Interest rates should not discomfit anyone.

Our next three day weekend is not until Memorial Day.
That sure seems like a long ways off.
According to the Federal Reserve, here are the remaining holidays for 2013:

Memorial Day May 27
Independence Day July 4
Labor Day September 2
Columbus Day October 14
Veterans Day November 11
Thanksgiving Day November 28
Christmas Day December 25 
Obviously a holiday needs to be inserted somewhere between now and the end of May.   
One possible candidate could be Evacuation Day.  That’s when George Washington won his first victory in the Revolutionary War.  British General William Howe, surrounded by the colonials, decided to retreat, withdrawing from Boston to Nova Scotia on March 17, 1776.   This was a huge morale boost for the Thirteen Colonies, as the city where the rebellion began was the first to be liberated.   Drunken Irishmen, confusing the celebration over the liberation of Boston with Saint Patrick’s Day joined in causing the day to be celebrated with great fervor.

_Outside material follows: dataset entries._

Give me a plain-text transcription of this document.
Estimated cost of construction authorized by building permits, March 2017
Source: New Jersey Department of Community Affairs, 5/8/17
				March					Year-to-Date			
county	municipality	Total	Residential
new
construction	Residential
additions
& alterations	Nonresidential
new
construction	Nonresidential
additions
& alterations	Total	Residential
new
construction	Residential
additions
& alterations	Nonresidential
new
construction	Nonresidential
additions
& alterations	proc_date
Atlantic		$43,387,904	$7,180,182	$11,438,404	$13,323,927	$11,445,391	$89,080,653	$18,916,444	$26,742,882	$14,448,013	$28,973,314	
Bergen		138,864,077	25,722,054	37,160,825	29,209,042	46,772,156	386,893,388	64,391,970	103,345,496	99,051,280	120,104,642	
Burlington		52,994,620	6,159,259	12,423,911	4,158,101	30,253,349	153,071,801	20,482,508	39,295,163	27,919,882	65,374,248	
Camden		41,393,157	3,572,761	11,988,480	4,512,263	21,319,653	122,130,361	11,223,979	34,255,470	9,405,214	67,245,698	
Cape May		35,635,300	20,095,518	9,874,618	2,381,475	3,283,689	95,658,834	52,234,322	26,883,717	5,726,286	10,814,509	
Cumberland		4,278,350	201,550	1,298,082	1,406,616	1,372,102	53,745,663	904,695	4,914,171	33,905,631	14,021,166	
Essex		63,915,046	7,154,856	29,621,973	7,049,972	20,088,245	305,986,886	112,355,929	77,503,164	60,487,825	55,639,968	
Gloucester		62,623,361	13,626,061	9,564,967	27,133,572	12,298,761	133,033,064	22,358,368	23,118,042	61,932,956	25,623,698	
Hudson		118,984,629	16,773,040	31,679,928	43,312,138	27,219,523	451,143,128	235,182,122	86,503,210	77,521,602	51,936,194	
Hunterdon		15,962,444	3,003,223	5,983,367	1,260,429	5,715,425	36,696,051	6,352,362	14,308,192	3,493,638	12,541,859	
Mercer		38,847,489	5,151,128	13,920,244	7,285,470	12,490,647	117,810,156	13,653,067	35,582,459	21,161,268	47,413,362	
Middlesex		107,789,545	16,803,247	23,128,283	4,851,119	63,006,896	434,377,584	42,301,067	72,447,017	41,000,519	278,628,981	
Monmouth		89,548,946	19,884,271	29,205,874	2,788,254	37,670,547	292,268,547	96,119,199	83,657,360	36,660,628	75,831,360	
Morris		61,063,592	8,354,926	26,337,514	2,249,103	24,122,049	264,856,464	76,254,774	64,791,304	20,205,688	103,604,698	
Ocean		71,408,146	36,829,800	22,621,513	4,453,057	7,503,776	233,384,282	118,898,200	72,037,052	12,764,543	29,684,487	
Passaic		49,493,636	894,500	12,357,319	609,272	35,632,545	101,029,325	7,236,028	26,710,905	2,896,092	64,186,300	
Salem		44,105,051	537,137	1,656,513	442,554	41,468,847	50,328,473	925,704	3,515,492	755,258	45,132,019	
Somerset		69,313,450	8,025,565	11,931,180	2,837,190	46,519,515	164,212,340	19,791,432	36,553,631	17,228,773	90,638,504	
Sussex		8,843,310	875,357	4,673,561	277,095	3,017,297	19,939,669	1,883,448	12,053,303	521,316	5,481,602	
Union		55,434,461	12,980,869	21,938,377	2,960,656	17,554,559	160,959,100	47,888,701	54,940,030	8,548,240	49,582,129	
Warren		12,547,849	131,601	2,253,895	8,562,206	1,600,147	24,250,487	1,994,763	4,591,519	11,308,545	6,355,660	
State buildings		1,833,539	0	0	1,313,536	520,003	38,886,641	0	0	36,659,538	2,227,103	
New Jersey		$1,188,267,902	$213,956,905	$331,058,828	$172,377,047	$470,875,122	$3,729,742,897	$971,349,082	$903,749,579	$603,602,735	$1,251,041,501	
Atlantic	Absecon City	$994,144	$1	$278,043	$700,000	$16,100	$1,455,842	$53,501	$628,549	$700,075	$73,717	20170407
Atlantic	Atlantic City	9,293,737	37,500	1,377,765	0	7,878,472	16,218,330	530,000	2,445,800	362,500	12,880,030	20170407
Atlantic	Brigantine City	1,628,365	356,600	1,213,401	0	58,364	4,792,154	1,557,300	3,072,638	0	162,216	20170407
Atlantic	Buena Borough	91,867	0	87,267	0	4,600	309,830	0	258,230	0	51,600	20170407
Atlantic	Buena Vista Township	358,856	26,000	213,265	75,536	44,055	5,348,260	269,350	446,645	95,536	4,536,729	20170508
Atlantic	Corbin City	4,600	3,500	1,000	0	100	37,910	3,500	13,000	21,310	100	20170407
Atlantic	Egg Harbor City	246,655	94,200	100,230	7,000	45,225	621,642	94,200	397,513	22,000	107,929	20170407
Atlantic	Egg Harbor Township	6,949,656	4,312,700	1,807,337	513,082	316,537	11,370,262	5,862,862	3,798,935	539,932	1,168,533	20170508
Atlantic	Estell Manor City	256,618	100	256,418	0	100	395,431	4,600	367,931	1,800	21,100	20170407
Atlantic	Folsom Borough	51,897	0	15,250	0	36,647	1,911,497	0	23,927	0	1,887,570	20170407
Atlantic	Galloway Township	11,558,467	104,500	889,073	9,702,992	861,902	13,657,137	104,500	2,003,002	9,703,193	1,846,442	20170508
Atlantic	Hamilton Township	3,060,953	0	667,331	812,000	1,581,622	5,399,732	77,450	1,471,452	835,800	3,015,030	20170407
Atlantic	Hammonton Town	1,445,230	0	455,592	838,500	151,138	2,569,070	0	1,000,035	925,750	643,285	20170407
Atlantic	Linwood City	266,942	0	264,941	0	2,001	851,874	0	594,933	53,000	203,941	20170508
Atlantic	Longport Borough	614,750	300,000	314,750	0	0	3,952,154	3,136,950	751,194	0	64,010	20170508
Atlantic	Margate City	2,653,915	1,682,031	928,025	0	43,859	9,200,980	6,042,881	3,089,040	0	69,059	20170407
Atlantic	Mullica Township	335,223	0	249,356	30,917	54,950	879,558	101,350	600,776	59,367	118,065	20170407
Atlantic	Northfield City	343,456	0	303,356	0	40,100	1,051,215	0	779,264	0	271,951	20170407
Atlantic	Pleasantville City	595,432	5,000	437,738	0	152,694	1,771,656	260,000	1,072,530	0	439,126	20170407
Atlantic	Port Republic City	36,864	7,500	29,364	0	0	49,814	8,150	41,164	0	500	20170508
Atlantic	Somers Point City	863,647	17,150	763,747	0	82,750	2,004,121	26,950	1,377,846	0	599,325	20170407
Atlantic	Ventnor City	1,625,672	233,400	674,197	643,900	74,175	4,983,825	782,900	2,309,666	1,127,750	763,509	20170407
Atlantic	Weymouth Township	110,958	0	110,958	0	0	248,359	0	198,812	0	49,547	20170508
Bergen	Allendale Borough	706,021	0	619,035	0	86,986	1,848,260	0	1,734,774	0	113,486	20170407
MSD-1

Opening Day for Major League Baseball also beckons as a potential holiday.  
Juan Pierre continues his quest to not be discomfited on the base paths.  Last season he stole 37 bases to pass Maury Wills on the all time stolen base list.    Maury Wills first stepped onto the field in Dodger blue on June 6, 1959 replacing a retiring Pee Wee Reese.   Having passed Maury Wills, Juan is now the current active career leader in stolen bases with 591.